À chaque ville un état de corps. La chaleur de Beyrouth l’enveloppe, la rassure, la calme et l’apaise. Son corps se déploie à l’infini, s’émancipe et s’exalte. C’est à Beyrouth que se trame le désir, que son corps s’éveille et que les odeurs et les sons la pénètrent. À Paris, son corps se fige, elle en arrive même à oublier qu’elle a un corps. Paris lui rappelle qu’elle a un corps.

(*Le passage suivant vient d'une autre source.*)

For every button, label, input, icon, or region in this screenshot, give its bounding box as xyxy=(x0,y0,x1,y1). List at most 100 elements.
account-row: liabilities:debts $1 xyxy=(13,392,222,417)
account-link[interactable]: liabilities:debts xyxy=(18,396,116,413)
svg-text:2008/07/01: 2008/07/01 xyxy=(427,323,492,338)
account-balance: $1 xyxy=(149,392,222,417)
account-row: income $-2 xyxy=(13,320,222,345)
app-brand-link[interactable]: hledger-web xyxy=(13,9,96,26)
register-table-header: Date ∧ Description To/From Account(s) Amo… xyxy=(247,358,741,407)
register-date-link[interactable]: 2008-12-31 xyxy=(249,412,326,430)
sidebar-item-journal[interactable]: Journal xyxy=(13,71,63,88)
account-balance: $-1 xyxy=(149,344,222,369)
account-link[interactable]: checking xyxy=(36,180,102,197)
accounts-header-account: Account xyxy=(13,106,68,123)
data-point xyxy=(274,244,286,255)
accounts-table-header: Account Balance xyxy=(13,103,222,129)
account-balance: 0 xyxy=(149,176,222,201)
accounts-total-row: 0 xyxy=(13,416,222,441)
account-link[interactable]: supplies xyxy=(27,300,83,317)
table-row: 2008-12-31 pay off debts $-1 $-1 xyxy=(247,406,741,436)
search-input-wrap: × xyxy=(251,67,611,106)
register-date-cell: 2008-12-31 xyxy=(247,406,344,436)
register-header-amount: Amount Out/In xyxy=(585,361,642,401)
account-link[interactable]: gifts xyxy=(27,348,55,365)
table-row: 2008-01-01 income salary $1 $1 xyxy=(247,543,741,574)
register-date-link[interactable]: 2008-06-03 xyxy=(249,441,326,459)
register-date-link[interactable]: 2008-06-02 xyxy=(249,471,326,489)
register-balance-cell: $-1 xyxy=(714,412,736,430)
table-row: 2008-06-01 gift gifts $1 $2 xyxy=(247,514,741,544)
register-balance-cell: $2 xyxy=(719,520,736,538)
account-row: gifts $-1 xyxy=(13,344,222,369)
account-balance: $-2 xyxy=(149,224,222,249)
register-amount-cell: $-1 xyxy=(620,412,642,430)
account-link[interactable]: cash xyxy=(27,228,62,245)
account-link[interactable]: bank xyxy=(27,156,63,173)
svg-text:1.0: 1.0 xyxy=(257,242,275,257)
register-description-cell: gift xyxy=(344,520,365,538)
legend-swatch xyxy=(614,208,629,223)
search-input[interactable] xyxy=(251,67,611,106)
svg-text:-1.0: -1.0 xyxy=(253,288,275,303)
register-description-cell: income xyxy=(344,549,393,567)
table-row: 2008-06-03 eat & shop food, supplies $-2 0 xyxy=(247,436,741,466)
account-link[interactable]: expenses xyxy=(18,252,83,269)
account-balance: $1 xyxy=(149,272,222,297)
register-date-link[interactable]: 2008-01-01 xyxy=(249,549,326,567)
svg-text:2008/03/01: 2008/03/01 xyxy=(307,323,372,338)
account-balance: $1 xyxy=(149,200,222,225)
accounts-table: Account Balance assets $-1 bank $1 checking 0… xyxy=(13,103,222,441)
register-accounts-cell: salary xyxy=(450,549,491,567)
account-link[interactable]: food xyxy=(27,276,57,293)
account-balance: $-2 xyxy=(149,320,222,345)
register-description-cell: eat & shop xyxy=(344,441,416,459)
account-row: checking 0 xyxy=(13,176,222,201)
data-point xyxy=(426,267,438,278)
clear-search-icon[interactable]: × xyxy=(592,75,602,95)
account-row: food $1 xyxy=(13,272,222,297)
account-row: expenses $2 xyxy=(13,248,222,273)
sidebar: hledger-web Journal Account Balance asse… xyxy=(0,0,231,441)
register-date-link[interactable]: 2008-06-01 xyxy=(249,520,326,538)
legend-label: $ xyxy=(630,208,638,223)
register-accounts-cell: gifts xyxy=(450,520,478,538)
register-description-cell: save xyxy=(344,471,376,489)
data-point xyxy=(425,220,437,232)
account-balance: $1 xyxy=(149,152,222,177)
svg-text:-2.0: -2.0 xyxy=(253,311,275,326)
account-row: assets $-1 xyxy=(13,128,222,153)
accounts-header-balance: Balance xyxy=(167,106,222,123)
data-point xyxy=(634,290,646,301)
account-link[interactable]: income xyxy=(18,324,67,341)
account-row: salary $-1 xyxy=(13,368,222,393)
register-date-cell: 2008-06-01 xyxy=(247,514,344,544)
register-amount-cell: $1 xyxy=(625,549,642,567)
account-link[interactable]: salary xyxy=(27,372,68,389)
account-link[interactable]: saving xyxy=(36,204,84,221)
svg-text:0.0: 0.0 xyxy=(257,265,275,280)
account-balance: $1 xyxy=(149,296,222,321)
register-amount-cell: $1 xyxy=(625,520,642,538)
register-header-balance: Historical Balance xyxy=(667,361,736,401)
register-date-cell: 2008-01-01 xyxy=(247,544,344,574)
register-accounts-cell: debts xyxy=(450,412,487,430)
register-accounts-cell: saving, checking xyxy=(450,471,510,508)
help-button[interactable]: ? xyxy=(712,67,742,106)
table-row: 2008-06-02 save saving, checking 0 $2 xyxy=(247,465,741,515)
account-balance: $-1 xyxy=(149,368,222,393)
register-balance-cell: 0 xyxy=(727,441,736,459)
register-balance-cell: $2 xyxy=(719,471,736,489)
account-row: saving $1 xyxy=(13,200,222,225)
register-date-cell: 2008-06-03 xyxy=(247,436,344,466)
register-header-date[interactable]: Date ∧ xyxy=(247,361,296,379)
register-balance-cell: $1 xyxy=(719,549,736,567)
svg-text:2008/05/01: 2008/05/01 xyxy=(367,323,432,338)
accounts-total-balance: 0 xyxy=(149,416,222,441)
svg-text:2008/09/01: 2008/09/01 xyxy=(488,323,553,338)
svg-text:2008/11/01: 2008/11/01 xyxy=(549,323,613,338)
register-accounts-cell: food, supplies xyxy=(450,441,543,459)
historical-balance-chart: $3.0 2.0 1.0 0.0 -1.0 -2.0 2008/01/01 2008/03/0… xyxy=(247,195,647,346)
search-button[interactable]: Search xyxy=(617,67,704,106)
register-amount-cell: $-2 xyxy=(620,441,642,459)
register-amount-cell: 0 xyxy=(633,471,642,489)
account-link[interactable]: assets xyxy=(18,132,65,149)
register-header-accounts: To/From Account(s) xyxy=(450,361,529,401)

L’angoisse du retour l’habite dès les premiers jours de son arrivée dans sa ville natale. Lorsqu’elle se trouve à Beyrouth l’angoisse commence à se faire sentir lorsqu’elle se met à penser à Paris. Une angoisse qui ne la lâche plus et qui exor-bite son regard en le figeant dans le néant et la terreur.

De quelle angoisse s’agit-il ? Est-ce réellement la peur d’un futur retour ? Cette peur du départ n’est-elle pas une peur d’un abandon ? Sa ville l’abandonnerait à chaque fois qu’elle la quitte. Et pourtant à chaque retour, elle l’accueille les bras ouverts. C’est alors peut être à Paris que cette peur réside et qu’elle se sent menacée, apeurée comme un animal en danger. Paris nourrit en elle un sentiment de contradiction, Paris la rend schizophrène, double. Forte d’apparence et solide, faible et vulnérable de l’intérieur. À Paris, elle vit, à Beyrouth elle existe ou bien je devrais plutôt dire le contraire ? À Paris, elle existe car la ville la rappelle à elle et à Beyrouth elle vit car enveloppée par la douce volupté de sa chaleur. À Beyrouth elle se sent exister, elle se sent sentir, elle sent son corps et exprime ses désirs. À Beyrouth, son corps n’est plus en souffrance, mais existe dans une forme d’extase constante.

C’est dans un pays où la morale a le plus de poids que son corps se détache de toute morale. À Beyrouth, elle existe en exhibant son corps. À Paris, son corps se résigne.

Beyrouth, ville de toutes les tentations et de toutes les contradictions.